AARP and AARP Foundation, in partnership with the National Employment Lawyers Association, Thursday filed an amicus, or friend of the court, brief in support of the two firefighters. The legal question the court will consider is whether the federal Age Discrimination in Employment Act (ADEA) protects older workers who are employed by public agencies that have fewer than 20 employees. The law specifically exempts private businesses that have no more than 20 employees, but courts have disagreed on whether that exemption extends to public employers.
In 2009 the Mount Lemmon Fire District dismissed John Guido and Dennis Rankin, when they were age 46 and 54, respectively. At the time, the two men — who were captains in the paramedic unit — were told they were chosen for layoffs because they did not participate in the department’s voluntary shifts for fighting wildfires. Guido and Rankin, who had been the district’s two oldest employees, sued for age discrimination.
A district court ruled in favor of the Mount Lemmon Fire District, saying that the ADEA only covers public employers if they have 20 or more workers. Guido and Rankin appealed to the 9th U.S. Circuit Court of Appeals, which reversed the previous ruling, noting that there is no minimum number of employees when it comes to an ADEA-covered public "employer."
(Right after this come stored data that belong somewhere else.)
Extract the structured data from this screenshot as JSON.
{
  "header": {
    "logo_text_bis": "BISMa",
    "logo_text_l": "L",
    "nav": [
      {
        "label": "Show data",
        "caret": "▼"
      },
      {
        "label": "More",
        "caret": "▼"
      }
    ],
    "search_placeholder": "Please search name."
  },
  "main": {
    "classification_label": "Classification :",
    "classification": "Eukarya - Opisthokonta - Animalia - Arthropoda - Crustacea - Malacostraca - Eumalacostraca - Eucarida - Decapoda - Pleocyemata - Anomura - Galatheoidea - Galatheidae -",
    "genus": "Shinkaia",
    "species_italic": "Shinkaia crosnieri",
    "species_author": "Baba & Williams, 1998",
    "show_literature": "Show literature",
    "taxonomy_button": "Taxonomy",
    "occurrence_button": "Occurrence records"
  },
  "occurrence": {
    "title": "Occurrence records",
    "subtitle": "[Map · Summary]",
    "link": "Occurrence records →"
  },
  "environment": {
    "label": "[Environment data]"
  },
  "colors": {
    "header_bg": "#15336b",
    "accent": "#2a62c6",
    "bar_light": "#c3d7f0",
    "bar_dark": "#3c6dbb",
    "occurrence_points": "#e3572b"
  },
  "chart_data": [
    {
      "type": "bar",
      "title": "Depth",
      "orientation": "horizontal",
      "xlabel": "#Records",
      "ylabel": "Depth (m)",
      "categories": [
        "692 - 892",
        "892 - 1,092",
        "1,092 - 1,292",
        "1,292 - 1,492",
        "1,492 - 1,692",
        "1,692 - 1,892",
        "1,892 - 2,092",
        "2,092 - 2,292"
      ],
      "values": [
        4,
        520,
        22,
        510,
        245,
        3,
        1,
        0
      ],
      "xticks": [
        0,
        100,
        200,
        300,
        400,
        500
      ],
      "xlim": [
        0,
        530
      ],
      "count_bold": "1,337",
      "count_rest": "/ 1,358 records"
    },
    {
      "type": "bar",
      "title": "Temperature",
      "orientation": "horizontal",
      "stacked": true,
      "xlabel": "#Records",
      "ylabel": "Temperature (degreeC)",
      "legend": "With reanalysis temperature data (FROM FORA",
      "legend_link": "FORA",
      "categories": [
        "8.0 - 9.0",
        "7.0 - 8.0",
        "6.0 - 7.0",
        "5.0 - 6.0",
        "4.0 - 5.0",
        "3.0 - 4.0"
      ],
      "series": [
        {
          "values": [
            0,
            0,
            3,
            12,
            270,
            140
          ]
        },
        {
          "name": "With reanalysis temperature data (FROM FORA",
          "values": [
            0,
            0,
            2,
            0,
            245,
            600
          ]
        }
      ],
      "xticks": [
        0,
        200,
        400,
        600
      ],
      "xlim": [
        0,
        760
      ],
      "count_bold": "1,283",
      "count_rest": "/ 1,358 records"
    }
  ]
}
That brings the case to the Supreme Court, which has scheduled arguments in the lawsuit for Oct. 1, the first day of its next session.
“The ADEA limits coverage of private employers to those with at least 20 employees, but the act’s separate language on public employers has no such limit,” says Dan Kohrman, senior attorney for AARP Foundation Litigation. “The ADEA’s protections at issue are vital for older employees like John Guido and Dennis Rankin. AARP believes the court should uphold them as they were enacted.”